If you have any questions or comments regarding this issue please contact us at We hope to hear the position of each regional councillor and look forward to working together on this issue.

 Sincerely,  Marineland Animal Defense/Shark Allies Niagara

(Niagara At Large invites you to shared your views on this post in the comment boxes below. NAL only posts comments by people who are willing to share their names with their views)


9 responses to “Niagara Regional Council Urged To Ban Sale Of Shark-Fin Soup And Other Shark-Related Products

  1. Let’s first ban the out-of-control public sector spending at the Region which will grow by more than $40 million this year thanks to a jellyfish Council that can’t say “no” to picking our pockets even deeper notwithstanding we suffer from the highest unemployment and poverty rates in the country!


  2. gail benjafield

    Trying to stay on topic appears to be a problem.

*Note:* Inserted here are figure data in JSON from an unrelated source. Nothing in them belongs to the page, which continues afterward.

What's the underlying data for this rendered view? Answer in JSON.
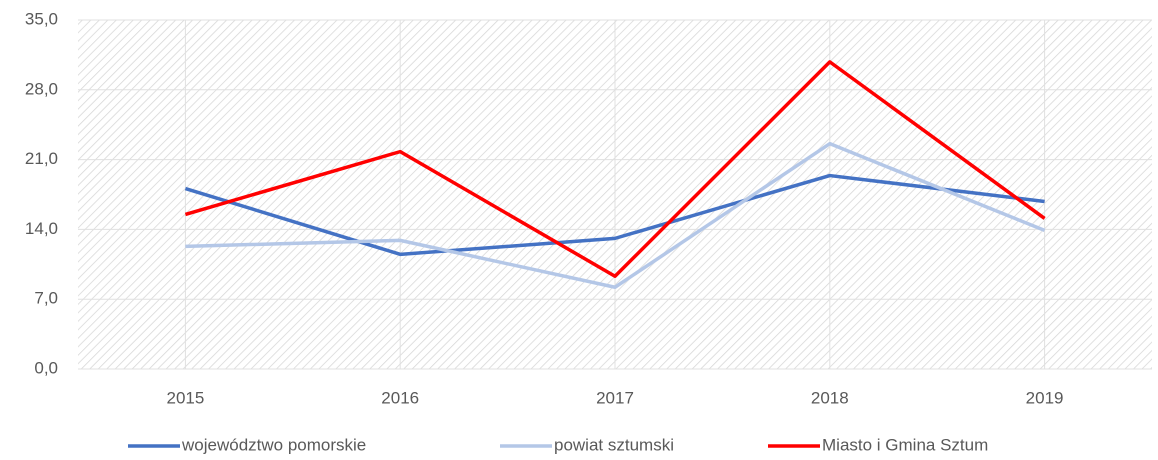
{
  "chart_data": {
    "type": "line",
    "categories": [
      "2015",
      "2016",
      "2017",
      "2018",
      "2019"
    ],
    "series": [
      {
        "name": "województwo pomorskie",
        "color": "#4472c4",
        "values": [
          18.1,
          11.5,
          13.1,
          19.4,
          16.8
        ]
      },
      {
        "name": "powiat sztumski",
        "color": "#b4c7e7",
        "values": [
          12.3,
          12.9,
          8.2,
          22.6,
          13.9
        ]
      },
      {
        "name": "Miasto i Gmina Sztum",
        "color": "#ff0000",
        "values": [
          15.5,
          21.8,
          9.3,
          30.8,
          15.1
        ]
      }
    ],
    "ylim": [
      0,
      35
    ],
    "yticks": [
      {
        "value": 0,
        "label": "0,0"
      },
      {
        "value": 7,
        "label": "7,0"
      },
      {
        "value": 14,
        "label": "14,0"
      },
      {
        "value": 21,
        "label": "21,0"
      },
      {
        "value": 28,
        "label": "28,0"
      },
      {
        "value": 35,
        "label": "35,0"
      }
    ],
    "grid": true,
    "legend": "bottom"
  }
}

    This is about an odious practise regarding killing of animals in an inhumane manner. It is an environmental issue. Other Municipalities have shown leadership on this issue, why not the Regional Municipality of Niagara?


  3. Nobody needs shark fin soup. These amazing animals have been around since prehistory and it seems humans will wipe them out. They are much maligned creatures necessary for balance in the oceans and thus the rest of the planet. One small pebble in the pond that is earth makes waves. In the past month the black African rhino has been declared extinct. Humans won’t be happy until we mess this planet up even more. Hopefully we humans will go on the endangered species list soon enough to put the earth back into some sort of equilibrium.


  4. I recently saw a documentary on this practice and it was one of the most disgusting stories I have ever witnessed. Once the fins are cut off, the sharks are thrown away, and they go to the bottom to die a terrible death – and what is worse, it is all about greed and money. We are not lacking in food of any kind – in fact we have more than enough variety – we don’t need this. There should be no question about it ….a ban is certainly in


  5. Linda McKellar’s comments were extremely good and should give us all food for thought. Has anyone checked the Official Earth Endangered Species List lately; it is updated daily, and not including plants, now stands at 10,796; if we add in plants the number is 20,118. These numbers are shocking; they show how careless we are with our planet earth, and the creatures who are trying to survive here !


  6. I agree with the other posts. (Can’t understand Mr. A. Petrowski’s comments). The practice seems so barbaric and unecessary.


    • Mr. Hood, I do not mind endorsing this cause but I do not want staff to spend any time researching what we already know, that’s all. Therefore, the “10 seconds” remark.


  7. I would recommend the Canadian documentary Sharkwater to anyone interested in this topic. It has won 22 international awards. Actually, it should be seen by everyone. The wholesale hunting of sharks for their fins will soon be an ecological disaster for our oceans, and we should all be aware of that.

    Yes, there no need to do any more research. The facts are all there.